Panic hit with a vengeance last week and pored over to this morning. Don Hayes, who created the ARMS index, which measures extremes in the market both on the oversold side and the overbought side, said that the NASDAQ went over 7 on the oversold (the highest being 10). This is way over done. The reason I am focusing on the NASDAQ is that it takes out the big oil and large banks and gives you a more reliable indicator of overall action. No, I did not expect 11% declines; in fact, I have found no one in my profession did either. What really caused this was machines which are programmed to sell based on set parameters that do not take into their objective fundamental facts.
There is now 8.3 trillion dollars on the sideline; I have never seen true bear markets occur with as much liquidity as we have this morning. If you go back to the bottom of 2008 with the market in the same conditions as we have now, over the next two years you made a bundle. All of the great investors like a Warren Buffet follow a “when others get fearful, it is time for smart investors to get greedy.”
The market is producing an environment that Politicians fear: voters hate everybody.

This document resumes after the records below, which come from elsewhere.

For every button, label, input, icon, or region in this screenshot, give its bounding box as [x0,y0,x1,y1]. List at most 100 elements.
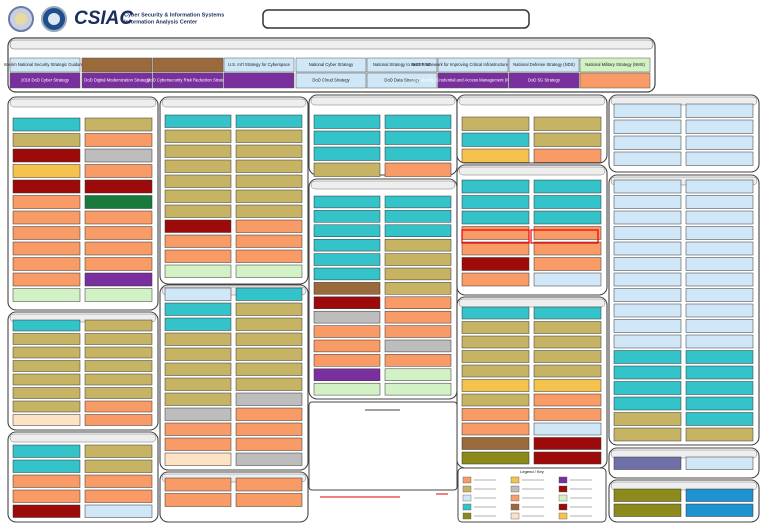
cell [461,132,530,147]
cell [533,210,602,225]
title-box [262,9,530,29]
cell [235,302,303,316]
cell [84,346,153,359]
strategy-cell [366,57,438,73]
strategy-label: DoD Digital Modernization Strategy [84,78,150,83]
cell [613,195,682,209]
cell [313,114,381,129]
cell [384,224,452,237]
cell [461,335,530,349]
cell [313,210,381,223]
panel-header [310,180,456,190]
cell [533,364,602,378]
cell [235,234,303,248]
cell [235,159,303,173]
cell [533,132,602,147]
strategy-cell [295,57,367,73]
cell [533,379,602,392]
cell [685,288,754,302]
logo-subtitle: Cyber Security & Information Systems [124,12,224,18]
cell [685,503,754,517]
legend-swatch [462,503,472,511]
cell [12,210,81,225]
cell [533,422,602,436]
cell [12,133,81,147]
cell [84,387,153,399]
cell [12,257,81,271]
cell [84,459,153,473]
cell [12,444,81,458]
logo-subtitle: Information Analysis Center [124,19,198,25]
cell [12,414,81,426]
cell [164,452,232,466]
strategy-label: NIST Framework for Improving Critical In… [411,62,536,67]
cell [313,253,381,266]
strategy-cell [223,57,295,73]
band-header [9,39,654,50]
strategy-cell [508,57,580,73]
cell [235,114,303,128]
cell [164,493,232,507]
cell [313,339,381,353]
cell [685,195,754,209]
strategy-cell [223,72,295,89]
cell [685,365,754,380]
panel-header [458,96,606,106]
cell [84,179,153,194]
cell [235,129,303,143]
panel-header [310,96,456,106]
cell [613,226,682,240]
cell [12,360,81,372]
cell [235,174,303,188]
cell [235,437,303,451]
strategy-cell [366,72,438,89]
strategy-label: DoD Data Strategy [384,78,420,83]
legend-swatch [510,485,520,493]
panel-header [610,96,758,106]
legend-swatch [510,512,520,520]
cell [685,319,754,333]
cell [12,179,81,194]
cell [164,264,232,278]
cell [164,129,232,143]
cell [613,272,682,287]
cell [12,241,81,256]
cell [384,195,452,209]
cell [613,257,682,271]
panel-header [9,98,157,108]
cell [533,226,602,240]
cell [533,335,602,349]
cell [461,350,530,363]
cell [613,334,682,349]
cell [384,339,452,353]
cell [235,287,303,301]
cell [84,489,153,503]
cell [685,241,754,256]
cell [461,437,530,450]
cell [685,303,754,318]
cell [12,195,81,209]
cell [313,238,381,252]
cell [235,144,303,158]
cell [235,377,303,391]
cell [164,392,232,406]
cell [313,282,381,295]
strategy-label: U.S. Int'l Strategy for Cyberspace [228,62,291,67]
cell [613,381,682,395]
cell [384,325,452,338]
cell [12,226,81,240]
cell [461,379,530,392]
cell [84,504,153,518]
legend-swatch [462,512,472,520]
cell [235,407,303,421]
cell [533,306,602,320]
cell [164,204,232,218]
cell [533,321,602,334]
cell [12,148,81,163]
cell [613,396,682,411]
strategy-label: National Cyber Strategy [309,62,354,67]
cell [613,241,682,256]
cell [533,195,602,209]
cell [685,226,754,240]
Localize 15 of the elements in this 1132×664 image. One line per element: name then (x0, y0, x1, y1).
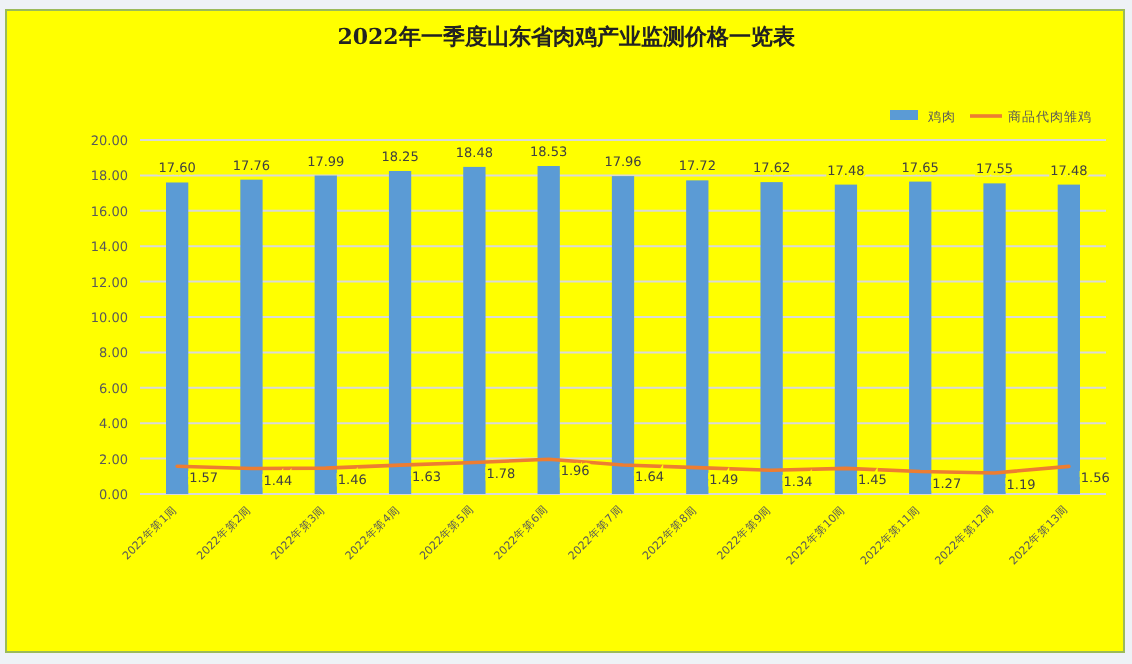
bar (314, 175, 337, 494)
bar (760, 182, 783, 494)
bar (388, 170, 412, 494)
bar (1057, 184, 1080, 494)
line-series (175, 457, 1071, 475)
bar (537, 166, 560, 494)
bar (834, 184, 858, 494)
bar (909, 181, 932, 494)
bar (463, 166, 486, 494)
bar (240, 179, 263, 494)
bar (166, 182, 189, 494)
bar (611, 176, 635, 494)
bar (983, 183, 1006, 494)
chart-title: 2022年一季度山东省肉鸡产业监测价格一览表 (337, 24, 797, 50)
bar (686, 180, 709, 494)
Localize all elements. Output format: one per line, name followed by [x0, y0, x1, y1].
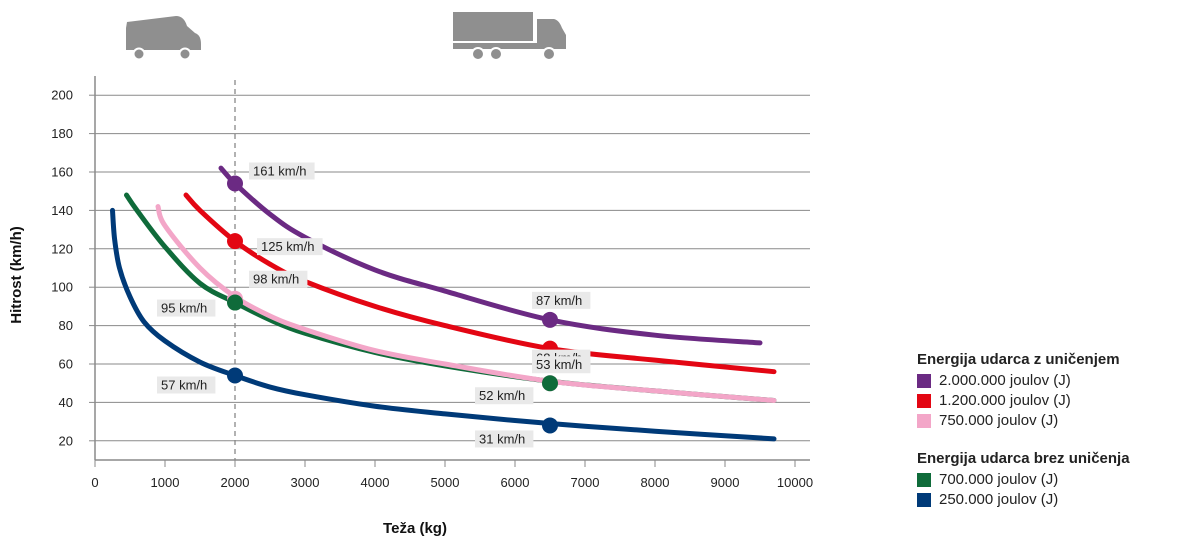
data-label-bg	[475, 430, 534, 448]
data-markers	[227, 175, 558, 434]
x-tick-label: 7000	[571, 475, 600, 490]
legend-item: 2.000.000 joulov (J)	[917, 371, 1130, 391]
data-label: 57 km/h	[161, 378, 207, 393]
series-line	[218, 165, 763, 346]
data-label-bg	[249, 162, 315, 180]
legend-group-title: Energija udarca brez uničenja	[917, 450, 1130, 467]
data-label-bg	[475, 387, 534, 405]
x-tick-label: 6000	[501, 475, 530, 490]
legend-group-title: Energija udarca z uničenjem	[917, 351, 1120, 368]
legend-swatch	[917, 394, 931, 408]
truck-icon	[453, 12, 566, 61]
legend-item: 700.000 joulov (J)	[917, 470, 1130, 490]
x-tick-label: 4000	[361, 475, 390, 490]
x-tick-label: 5000	[431, 475, 460, 490]
data-label-bg	[257, 238, 323, 256]
y-tick-label: 80	[59, 318, 73, 333]
legend-swatch	[917, 473, 931, 487]
x-tick-label: 8000	[641, 475, 670, 490]
vehicle-icons	[126, 12, 566, 61]
legend: Energija udarca z uničenjem 2.000.000 jou…	[917, 349, 1130, 510]
x-axis-label: Teža (kg)	[383, 520, 447, 537]
y-tick-label: 200	[51, 88, 73, 103]
data-marker	[542, 417, 558, 434]
y-axis-label: Hitrost (km/h)	[8, 226, 25, 324]
x-tick-label: 2000	[221, 475, 250, 490]
data-label-bg	[157, 299, 216, 317]
series-line	[155, 204, 777, 403]
y-tick-label: 140	[51, 203, 73, 218]
legend-label: 750.000 joulov (J)	[939, 412, 1059, 429]
data-label-bg	[249, 270, 308, 288]
data-label: 31 km/h	[479, 431, 525, 446]
legend-swatch	[917, 374, 931, 388]
legend-swatch	[917, 493, 931, 507]
data-label: 161 km/h	[253, 164, 306, 179]
legend-label: 2.000.000 joulov (J)	[939, 372, 1071, 389]
data-marker	[542, 311, 558, 328]
y-tick-label: 120	[51, 241, 73, 256]
legend-swatch	[917, 414, 931, 428]
axes	[89, 76, 810, 467]
legend-label: 250.000 joulov (J)	[939, 491, 1059, 508]
data-label: 125 km/h	[261, 239, 314, 254]
car-icon	[126, 16, 201, 61]
data-marker	[227, 367, 243, 384]
legend-item: 1.200.000 joulov (J)	[917, 391, 1130, 411]
data-labels: 161 km/h 125 km/h 98 km/h 95 km/h 57 km/h 87 …	[157, 162, 591, 448]
x-tick-label: 0	[91, 475, 98, 490]
data-marker	[227, 294, 243, 311]
data-label-bg	[532, 356, 591, 374]
x-tick-label: 9000	[711, 475, 740, 490]
y-tick-label: 60	[59, 357, 73, 372]
data-marker	[227, 233, 243, 250]
x-tick-label: 10000	[777, 475, 813, 490]
y-tick-label: 180	[51, 126, 73, 141]
legend-gap	[917, 431, 1130, 448]
data-marker	[227, 175, 243, 192]
data-label-bg	[532, 291, 591, 309]
data-label-bg	[157, 376, 216, 394]
data-label: 53 km/h	[536, 357, 582, 372]
y-tick-label: 100	[51, 280, 73, 295]
data-label: 95 km/h	[161, 301, 207, 316]
legend-label: 700.000 joulov (J)	[939, 471, 1059, 488]
data-label: 98 km/h	[253, 272, 299, 287]
y-tick-label: 40	[59, 395, 73, 410]
y-tick-label: 20	[59, 433, 73, 448]
legend-label: 1.200.000 joulov (J)	[939, 392, 1071, 409]
data-label: 52 km/h	[479, 388, 525, 403]
y-tick-label: 160	[51, 165, 73, 180]
x-tick-label: 3000	[291, 475, 320, 490]
legend-item: 750.000 joulov (J)	[917, 411, 1130, 431]
data-label: 87 km/h	[536, 293, 582, 308]
legend-item: 250.000 joulov (J)	[917, 490, 1130, 510]
series-line	[183, 192, 777, 375]
data-marker	[542, 375, 558, 392]
x-tick-label: 1000	[151, 475, 180, 490]
series-lines	[110, 165, 777, 442]
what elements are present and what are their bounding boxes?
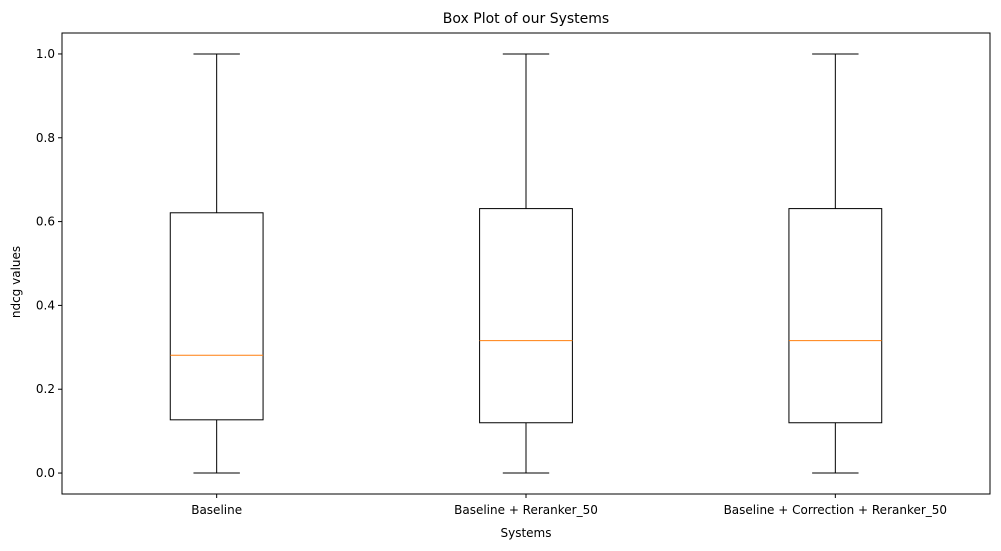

Maybe this will light the fire to get meaningful Tax Reform and major reform to those entitlement programs that Politicians have not been willing to reform for years. The stock market is a powerful incentive due to the fact that it is a real reflection of the feelings of voters. Either Washington will listen and act or find another job.
We are in what I call “cowboy up “time, a time when investors have to tighten up the cinch, pull your hat down a little tighter and resist the panic of the Herd. It is a personality trait that all good investors learn over the years, but it never gets much easier it seems. Every time there is a new threat trying to knock over those valuable disciplines of the past. But history tells us to stay the course, and continue to rely on the instrument panel. These storms do die down, your patience and fortitude will be rewarded.